I don’t understand the concept of throughput in the manual.

For example, in the section 5.3.2, there is a sentence “For example, if a 32-byte memory transaction is generated for each thread’s 4-byte access, throughput is divided by 8.”

Can someone explain the throughput in detail?

Thanks a lot.

Questions like this come up frequently. There is a great deal of published information on it. You might want to study slides 30-48 in the following presentation:

In a nutshell, DRAM subsystems on GPUs have a minimum addressable quantity, which is usually 32 bytes. If you request 32 bytes, and use 32 bytes, then that is full throughput for the memory bus: every requested byte is actually used by the program. If you request 32 bytes (the minimum) but only use 4 bytes, then 28 bytes transferred are wasted.
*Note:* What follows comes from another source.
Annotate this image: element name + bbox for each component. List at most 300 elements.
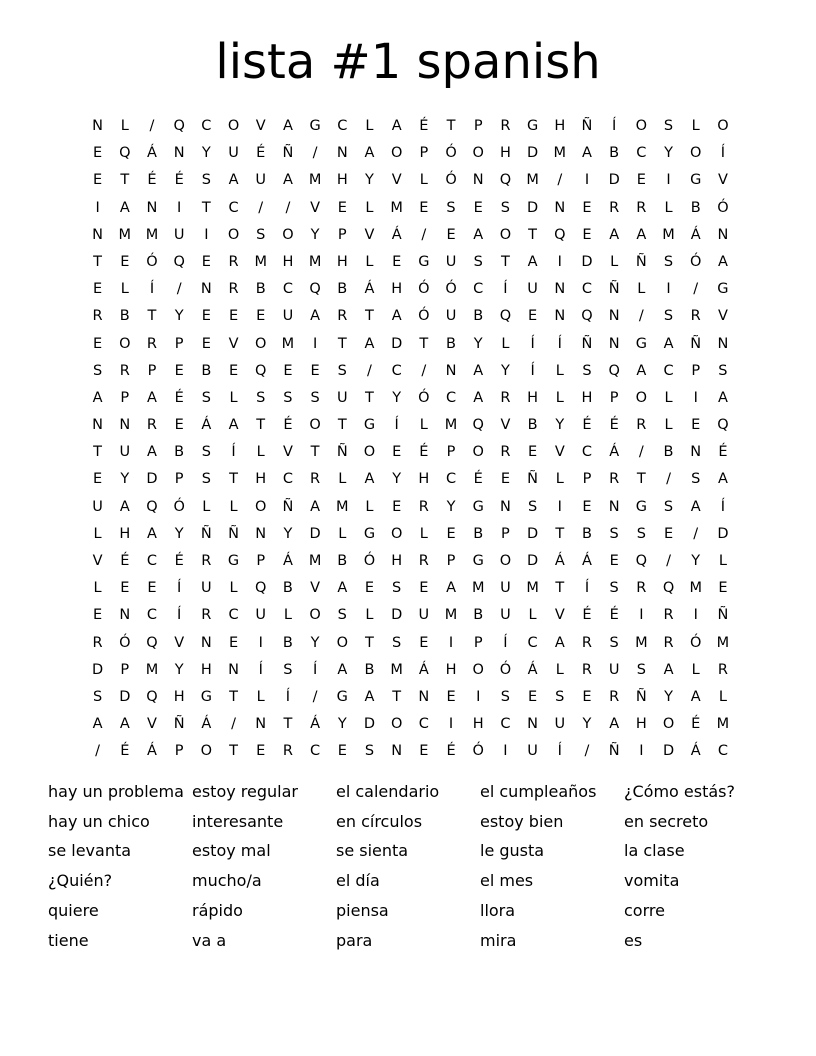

When adjacent threads in a warp request data, if that data is all adjacent, then the 32-byte transactions requested from DRAM can be effectively utilized by various threads in the warp. This is 100% utilization or throughput. If, on the other hand, each thread is generating a non-adjacent address, then to satisfy each threads needs, many more transactions will be required from DRAM, but a lot of “wasted” bytes will be transferred, and “throughput” goes down.

Nice resource, thanks

Thanks a lot.

It’s a very clear answer. I can futher understand the throughput now.